Policy Training

Taking Compute to Data

Policy Training

Taking Compute to Data

Jason M. Coposky

@jason_coposky

Executive Director, iRODS Consortium

June 25-28, 2019

iRODS User Group Meeting

University of Utrecht, NL

The Compute to Data Use Case

Data is assumed to already be routed to an appropriate storage resource

Goals - Develop generic interface concept for compute

  • Develop a metadata driven interface for labeling resources which provide computational capabilities
    • ultimately relies upon convention
  • Separate configuration from implementation
    • isolate deployment specific concepts
  • Consider a rule base as an extension of iRODS
    • rules are not just data management policy

"Compute To Data" Pattern - Salient Features

Implemented as an iRODS rulebase: following the Template Method pattern

  1. If necessary, replicate input data to an appropriate resource
  2. Check permissions
  3. Launch compute container (Docker) :
    1. Process input data via Jupyter notebook
    2.  Save results
  4. Register the resultant directory into iRODS
  5. Apply metadata to newly registered results

Components of the System

System Component

Job Initialization

Container Technology

User Provided Compute

Implementation

iRODS Rule Base

Docker

Jupyter Notebook

Getting Started

git clone https://github.com/irods/irods_training
sudo apt-get -y install \
   irods-externals-cmake3.5.2-0 \
   irods-externals-clang3.8-0 \
   irods-externals-qpid-with-proton0.34-0 \
   irods-dev
export PATH=/opt/irods-externals/cmake3.5.2-0/bin:$PATH

Clone irods_training repository and configure build tools

As the ubuntu user (if necessary)

Getting Started

cd
mkdir build_compute_to_data
cd build_compute_to_data
cmake ../irods_training/advanced/hpc_compute_to_data
make package
sudo dpkg -i irods-hpc-compute-to-data-example_4.2.6~xenial_amd64.deb

cd
mkdir build_register_microservice
cd build_register_microservice
cmake ../irods_training/advanced/hpc_compute_to_data/msvc__msiregister_as_admin/
make package
sudo dpkg -i irods-microservice-register_as_admin-4.2.6-ubuntu16-x86_64.deb

Build and Install packages for the compute-to-data example

cd /home/ubuntu/irods_training/advanced/hpc_compute_to_data/jupyter_notebook

docker build -t testimages/jupyter-digital-filter .

Build Docker image for processing

Getting Started

Install python's pip package

Make sure the Python rule engine plugin is installed.

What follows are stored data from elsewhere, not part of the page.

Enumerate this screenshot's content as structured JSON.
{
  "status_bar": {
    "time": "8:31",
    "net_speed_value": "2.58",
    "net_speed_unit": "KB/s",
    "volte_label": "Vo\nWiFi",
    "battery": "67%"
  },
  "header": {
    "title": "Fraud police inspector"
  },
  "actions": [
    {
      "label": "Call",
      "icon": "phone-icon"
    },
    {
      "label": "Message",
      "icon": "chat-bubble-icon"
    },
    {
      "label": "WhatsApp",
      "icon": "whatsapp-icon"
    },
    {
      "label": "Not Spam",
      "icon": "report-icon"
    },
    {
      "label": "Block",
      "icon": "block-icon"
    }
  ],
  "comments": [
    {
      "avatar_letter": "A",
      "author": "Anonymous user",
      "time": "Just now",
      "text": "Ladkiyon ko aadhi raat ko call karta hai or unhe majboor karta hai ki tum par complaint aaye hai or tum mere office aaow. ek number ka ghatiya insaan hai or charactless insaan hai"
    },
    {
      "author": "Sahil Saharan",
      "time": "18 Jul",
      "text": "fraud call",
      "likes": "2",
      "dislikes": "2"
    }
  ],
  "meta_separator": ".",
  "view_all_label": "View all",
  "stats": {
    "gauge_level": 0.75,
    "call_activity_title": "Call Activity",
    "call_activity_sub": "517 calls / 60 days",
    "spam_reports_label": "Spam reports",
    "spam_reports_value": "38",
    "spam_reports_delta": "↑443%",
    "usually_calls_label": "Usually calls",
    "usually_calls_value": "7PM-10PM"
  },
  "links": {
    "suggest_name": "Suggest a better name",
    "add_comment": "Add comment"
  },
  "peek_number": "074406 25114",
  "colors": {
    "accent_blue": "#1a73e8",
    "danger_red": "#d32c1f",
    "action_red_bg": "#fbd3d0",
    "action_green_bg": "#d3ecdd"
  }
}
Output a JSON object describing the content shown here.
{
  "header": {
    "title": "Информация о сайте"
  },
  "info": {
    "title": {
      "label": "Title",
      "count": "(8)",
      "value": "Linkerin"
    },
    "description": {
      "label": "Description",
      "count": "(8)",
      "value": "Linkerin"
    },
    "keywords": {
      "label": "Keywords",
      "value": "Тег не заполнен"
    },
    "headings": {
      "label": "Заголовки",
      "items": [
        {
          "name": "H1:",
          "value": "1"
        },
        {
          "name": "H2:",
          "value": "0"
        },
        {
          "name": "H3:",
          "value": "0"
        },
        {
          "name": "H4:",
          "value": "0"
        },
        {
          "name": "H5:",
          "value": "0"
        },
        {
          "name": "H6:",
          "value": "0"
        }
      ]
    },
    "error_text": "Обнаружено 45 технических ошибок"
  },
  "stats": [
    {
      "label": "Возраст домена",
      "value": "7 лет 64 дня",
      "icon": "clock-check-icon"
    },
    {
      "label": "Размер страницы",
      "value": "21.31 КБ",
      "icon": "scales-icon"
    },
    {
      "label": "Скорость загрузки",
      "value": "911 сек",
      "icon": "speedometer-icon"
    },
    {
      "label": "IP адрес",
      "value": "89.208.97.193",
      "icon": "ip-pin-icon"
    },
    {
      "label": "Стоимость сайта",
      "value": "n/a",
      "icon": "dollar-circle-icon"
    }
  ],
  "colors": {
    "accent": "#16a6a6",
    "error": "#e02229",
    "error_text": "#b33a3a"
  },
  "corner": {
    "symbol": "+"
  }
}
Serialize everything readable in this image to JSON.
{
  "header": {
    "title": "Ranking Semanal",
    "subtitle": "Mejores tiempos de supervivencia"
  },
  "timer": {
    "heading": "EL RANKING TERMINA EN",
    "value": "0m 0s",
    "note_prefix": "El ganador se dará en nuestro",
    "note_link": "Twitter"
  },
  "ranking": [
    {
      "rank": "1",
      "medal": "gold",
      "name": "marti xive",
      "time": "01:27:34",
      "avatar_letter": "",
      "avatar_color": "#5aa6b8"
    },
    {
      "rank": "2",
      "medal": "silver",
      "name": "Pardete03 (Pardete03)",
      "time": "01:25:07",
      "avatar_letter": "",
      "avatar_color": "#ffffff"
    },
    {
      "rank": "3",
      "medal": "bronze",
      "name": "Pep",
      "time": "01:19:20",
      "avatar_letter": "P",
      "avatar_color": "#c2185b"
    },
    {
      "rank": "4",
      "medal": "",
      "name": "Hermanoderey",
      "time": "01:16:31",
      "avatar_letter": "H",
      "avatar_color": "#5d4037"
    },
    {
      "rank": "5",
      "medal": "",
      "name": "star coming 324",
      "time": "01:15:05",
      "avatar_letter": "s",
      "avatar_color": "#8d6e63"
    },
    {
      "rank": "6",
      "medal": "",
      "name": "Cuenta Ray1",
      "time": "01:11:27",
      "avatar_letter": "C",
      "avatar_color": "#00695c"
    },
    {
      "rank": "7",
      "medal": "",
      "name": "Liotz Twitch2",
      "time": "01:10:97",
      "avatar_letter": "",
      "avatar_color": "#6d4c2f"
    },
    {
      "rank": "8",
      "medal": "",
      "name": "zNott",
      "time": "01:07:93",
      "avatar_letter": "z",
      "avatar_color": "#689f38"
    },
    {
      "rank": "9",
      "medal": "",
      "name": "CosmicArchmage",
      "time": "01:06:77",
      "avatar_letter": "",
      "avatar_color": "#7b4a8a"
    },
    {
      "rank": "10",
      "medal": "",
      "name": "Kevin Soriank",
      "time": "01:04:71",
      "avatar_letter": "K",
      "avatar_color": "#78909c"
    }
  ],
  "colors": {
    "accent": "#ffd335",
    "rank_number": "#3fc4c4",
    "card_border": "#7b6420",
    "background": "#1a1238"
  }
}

sudo apt-get -y install irods-rule-engine-plugin-python

Add irods user to the docker group

sudo apt-get -y install python-pip

sudo usermod -aG docker irods

Getting Started

As the irods user - install the Python Docker API

sudo service irods restart

or

sudo su irods -c '~/irodsctl restart'

Restart the irods server

pip install docker --user

Further Setup and Configuration

Edit /etc/irods/server_config.json

"rule_engines": [
    {
      "instance_name": "irods_rule_engine_plugin-irods_rule_language-instance",
      "plugin_name": "irods_rule_engine_plugin-irods_rule_language",
                 ...
      "shared_memory_instance": "irods_rule_language_rule_engine"
    },
    {
      "instance_name": "irods_rule_engine_plugin-python-instance",
      "plugin_name": "irods_rule_engine_plugin-python",
      "plugin_specific_configuration": {}
    },

         . . .

Create /etc/irods/core.py with the following  import:

from compute_to_data import *

Configure Python Rule Engine Plugin

Getting Started

iadmin mkuser alice rodsuser
iadmin moduser alice password apass 

This demonstration will be run as rodsuser 'alice'

iadmin mkresc lts_resc unixfilesystem `hostname`:/tmp/irods/lts_resc
iadmin mkresc dsp_resc unixfilesystem `hostname`:/tmp/irods/dsp_resc

imeta add -R lts_resc COMPUTE_RESOURCE_ROLE LONG_TERM_STORAGE
imeta add -R dsp_resc COMPUTE_RESOURCE_ROLE SIGNAL_PROCESSING

Create two unixfilesystem resources

Annotate them with appropriate metadata given their roles

This is defined in the configuration as part of the contract

Finally ...

ubuntu$ iinit
 ERROR: environment_properties::capture: missing environment file. should be at [/home/ubuntu/.irods/irods_environment.json]
One or more fields in your iRODS environment file (irods_environment.json) are
missing; please enter them.
Enter the host name (DNS) of the server to connect to: localhost
Enter the port number: 1247
Enter your irods user name: alice
Enter your irods zone: tempZone
Those values will be added to your environment file (for use by
other iCommands) if the login succeeds.

Enter your current iRODS password:
ubuntu$ ils
/tempZone/home/alice:
ubuntu$

Remember to log in as 'alice' in the ubuntu training account:

The configuration interface

Define interfaces for any necessary conventions

  • Metadata attributes and values
  • Metadata values for implemented roles

 

Single Point of Truth - Template Method Pattern

  • execute defined preconditions
  • run user's requested container

 

Users may utilize metadata conventions within a rule to provide inputs to the generalized container service.

Reminder ...

Implemented as an iRODS rulebase: following the Template Method pattern

  1. If necessary, replicate input data to an appropriate resource
  2. Check permissions
  3. Launch compute container (Docker) :
    1. Process input data via Jupyter notebook
    2.  Save results
  4. Register the resultant directory into iRODS
  5. Apply metadata to newly registered results (but not today...)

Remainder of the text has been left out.